Hinton, 75, highlighted the speed at which AI technology is advancing, suggesting it could surpass human intelligence within half a decade. This rapid evolution could result in AI systems being uncontrollable if they start self-modifying through their own coding.


Acknowledged for his pioneering contributions to AI and deep learning with the 2018 Turing Award, Hinton recently resigned from his role as a vice president and engineering fellow at Google. This move was to openly discuss the risks associated with AI without corporate restrictions.


He remarked that the underlying mechanics of today's AI systems remain enigmatic even to their creators. Echoing this sentiment, Google CEO Sundar Pichai alluded to the AI "black box" dilemma earlier this year.


Explaining further, Hinton said AI algorithms extract insights from vast data sources like the internet, forming intricate neural networks. "These networks excel in performing tasks, but the exact methodology remains elusive," he noted.

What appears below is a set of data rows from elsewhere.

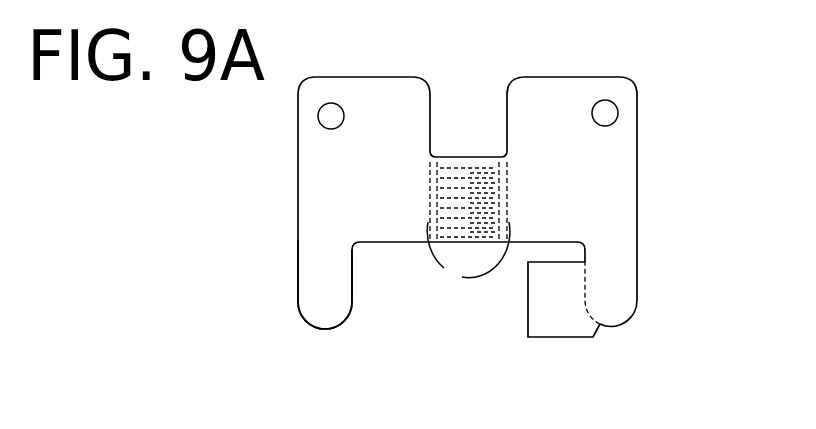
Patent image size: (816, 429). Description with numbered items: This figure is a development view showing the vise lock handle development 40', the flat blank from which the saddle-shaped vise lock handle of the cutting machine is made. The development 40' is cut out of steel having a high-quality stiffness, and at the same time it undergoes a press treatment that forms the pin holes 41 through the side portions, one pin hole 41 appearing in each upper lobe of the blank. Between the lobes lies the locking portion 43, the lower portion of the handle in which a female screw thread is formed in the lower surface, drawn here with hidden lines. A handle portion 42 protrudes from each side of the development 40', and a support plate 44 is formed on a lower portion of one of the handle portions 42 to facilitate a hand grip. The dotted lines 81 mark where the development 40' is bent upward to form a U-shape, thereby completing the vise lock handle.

The vise lock handle development 40' is at (533, 203).
The pin hole 41 is at (333, 116).
The handle portion 42 is at (328, 294).
The locking portion 43 is at (458, 187).
The support plate 44 is at (563, 325).
The dotted line 81 is at (678, 288).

Contrary to Hinton's apprehension, other AI stalwarts, like Yann LeCun, another Turing Award recipient, believe humans can always counter any technological threat.


Hinton underscored the positive impacts of AI, especially in sectors like healthcare. However, he also pointed out the rise of AI-fueled disinformation online. He championed increased research into AI's workings, establishment of governmental checks, and global restrictions on AI-infused military machines.


At a recent discussion in Capitol Hill, influential figures like Pichai, Elon Musk, OpenAI’s Sam Altman, and Meta’s Mark Zuckerberg, weighed in on the balance between innovation and regulation.


Hinton emphasized the urgency of establishing robust AI regulations. He believes humanity stands at a crossroads, urging tech and political leaders to tread carefully. "The future is awash with uncertainty," Hinton concluded.